Mereka duduk di atas jembatan. Tepatnya di sisi jalan yang sudah di tempat kan kursi oleh beberapa pedagang. Dan memesan jagung bakar pedas.
Ara duduk menyilangkan kakinya, badannya bersandar di kursi sambil bertopang dagu, menatap hampa pada kendaraan yang berlalu lalang di depannya.
Satu minggu sudah berlalu. Ara juga kembali seperti biasa. Tidak larut dalam kesedihannya, meski terkadang Amel datang mencari masalah padanya. Selain itu, semuanya berjalan lancar.
"Ini.." Ezhar menyerahkan jagung bakar pedas pada Ara.
Ara mengambil jagung bakar pedas nya dan langsung menggigitnya. "Enak.." katanya singkat.

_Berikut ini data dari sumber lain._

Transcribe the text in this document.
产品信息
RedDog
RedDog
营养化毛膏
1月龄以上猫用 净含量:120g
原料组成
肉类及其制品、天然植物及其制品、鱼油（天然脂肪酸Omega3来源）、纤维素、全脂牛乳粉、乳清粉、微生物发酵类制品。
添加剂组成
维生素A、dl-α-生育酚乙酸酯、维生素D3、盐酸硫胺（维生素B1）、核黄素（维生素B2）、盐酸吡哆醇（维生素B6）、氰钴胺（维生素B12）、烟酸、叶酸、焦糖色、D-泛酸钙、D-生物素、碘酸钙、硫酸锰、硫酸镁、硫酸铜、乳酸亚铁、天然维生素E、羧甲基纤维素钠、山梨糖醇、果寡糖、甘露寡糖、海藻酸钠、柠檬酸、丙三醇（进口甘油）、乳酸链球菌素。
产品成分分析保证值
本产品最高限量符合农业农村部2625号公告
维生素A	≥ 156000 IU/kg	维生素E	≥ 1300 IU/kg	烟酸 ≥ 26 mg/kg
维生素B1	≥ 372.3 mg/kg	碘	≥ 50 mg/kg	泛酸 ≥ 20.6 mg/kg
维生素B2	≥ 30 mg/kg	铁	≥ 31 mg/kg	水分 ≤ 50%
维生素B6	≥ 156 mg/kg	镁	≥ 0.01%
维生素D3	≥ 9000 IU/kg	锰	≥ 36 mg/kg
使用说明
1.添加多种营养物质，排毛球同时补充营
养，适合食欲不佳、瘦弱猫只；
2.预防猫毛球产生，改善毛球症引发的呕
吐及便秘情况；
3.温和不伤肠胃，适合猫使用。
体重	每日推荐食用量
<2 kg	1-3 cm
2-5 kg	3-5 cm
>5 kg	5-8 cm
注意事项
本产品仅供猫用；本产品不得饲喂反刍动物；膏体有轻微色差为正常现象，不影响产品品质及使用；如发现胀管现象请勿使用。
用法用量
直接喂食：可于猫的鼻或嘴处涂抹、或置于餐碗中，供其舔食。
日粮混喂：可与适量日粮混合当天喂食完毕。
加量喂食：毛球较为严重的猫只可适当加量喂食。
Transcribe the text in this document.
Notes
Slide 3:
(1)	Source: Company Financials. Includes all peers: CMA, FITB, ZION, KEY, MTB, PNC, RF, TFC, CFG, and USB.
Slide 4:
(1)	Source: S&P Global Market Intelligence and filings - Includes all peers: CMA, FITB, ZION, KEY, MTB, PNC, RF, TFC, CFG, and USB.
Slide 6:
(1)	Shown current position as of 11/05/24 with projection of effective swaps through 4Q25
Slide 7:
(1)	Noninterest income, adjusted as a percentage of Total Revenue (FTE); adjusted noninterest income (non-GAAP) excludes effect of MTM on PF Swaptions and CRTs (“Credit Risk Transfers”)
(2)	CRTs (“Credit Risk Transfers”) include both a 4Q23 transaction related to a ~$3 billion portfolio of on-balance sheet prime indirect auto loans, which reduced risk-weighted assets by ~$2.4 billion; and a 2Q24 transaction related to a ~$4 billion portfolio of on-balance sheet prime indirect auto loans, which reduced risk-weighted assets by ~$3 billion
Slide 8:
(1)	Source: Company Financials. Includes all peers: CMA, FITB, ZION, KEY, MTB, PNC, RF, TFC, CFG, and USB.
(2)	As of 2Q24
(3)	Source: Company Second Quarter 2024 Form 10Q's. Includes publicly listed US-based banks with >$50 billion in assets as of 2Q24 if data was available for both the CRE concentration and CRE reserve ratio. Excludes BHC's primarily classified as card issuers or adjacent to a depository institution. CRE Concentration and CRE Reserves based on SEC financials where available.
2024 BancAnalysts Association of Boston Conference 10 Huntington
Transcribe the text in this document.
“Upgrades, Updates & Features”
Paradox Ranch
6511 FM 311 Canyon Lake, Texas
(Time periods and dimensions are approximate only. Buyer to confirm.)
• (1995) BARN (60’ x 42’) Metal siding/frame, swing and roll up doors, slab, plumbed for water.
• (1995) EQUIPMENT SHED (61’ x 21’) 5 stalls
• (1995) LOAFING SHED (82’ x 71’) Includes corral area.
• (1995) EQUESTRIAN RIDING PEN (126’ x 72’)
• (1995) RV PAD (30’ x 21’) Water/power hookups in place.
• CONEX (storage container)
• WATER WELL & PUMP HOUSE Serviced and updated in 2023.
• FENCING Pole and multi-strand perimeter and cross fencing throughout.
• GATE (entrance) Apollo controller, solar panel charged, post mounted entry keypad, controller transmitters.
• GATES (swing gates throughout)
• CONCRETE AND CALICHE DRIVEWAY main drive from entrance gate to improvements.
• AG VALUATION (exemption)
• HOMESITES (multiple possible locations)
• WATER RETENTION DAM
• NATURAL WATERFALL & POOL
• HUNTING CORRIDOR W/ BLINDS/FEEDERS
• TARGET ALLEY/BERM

Ezhar juga tidak mau kalah dia memesan tiga potong jagung bakar pedas dan dua piring pisang bakar coklat. Saat mereka asyik menggigit jagung bakar tiba-tiba seseorang berdiri di depan mereka, menghalangi cahaya lampu.
Ara mendongak untuk melihat tapi tidak bisa karena terlalu silau, dia menyipitkan mata untuk melihat lebih jelas dan seketika matanya terbelalak. Jagung bakar yang di pegangnya terlepas dan di sambut dengan cepat oleh Ezhar.
"Mubazirrr..."Katanya dan lanjut menggigit jagung bakarnya setelah meletakkan jagung bakar yang tadi hampir mendarat di aspal ke atas piring. Dia tidak peduli pada sosok yang baru saja sampai dan mengganggu mereka.
"... Arka.." bisik Ara ".. Sedang apa kau di sini?".
Arka menatap Ara datar, pemuda itu terlihat lebih kurus dari sebelumnya, wajahnya juga kusam seperti tidak terurus. Perhatian Arka beralih pada Ezhar yang menggigit jagung bakarnya dengan santai. Tanpa sadar dia mengepalkan jari-jari tangannya hingga memutih. Dia sangat cemburu pada Ezhar yang berjiwa bebas tanpa terikat oleh aturan.
"Seharusnya aku yang bertanya.. Sedang apa kau di sini, bersama nya.." nada suara Arka terdengar berat campur kesal.
"Menghabiskan waktu, apa lagi yang bisa ku lakukan di sini?" Kata Ara balik seakan menantang Arka untuk bertengkar.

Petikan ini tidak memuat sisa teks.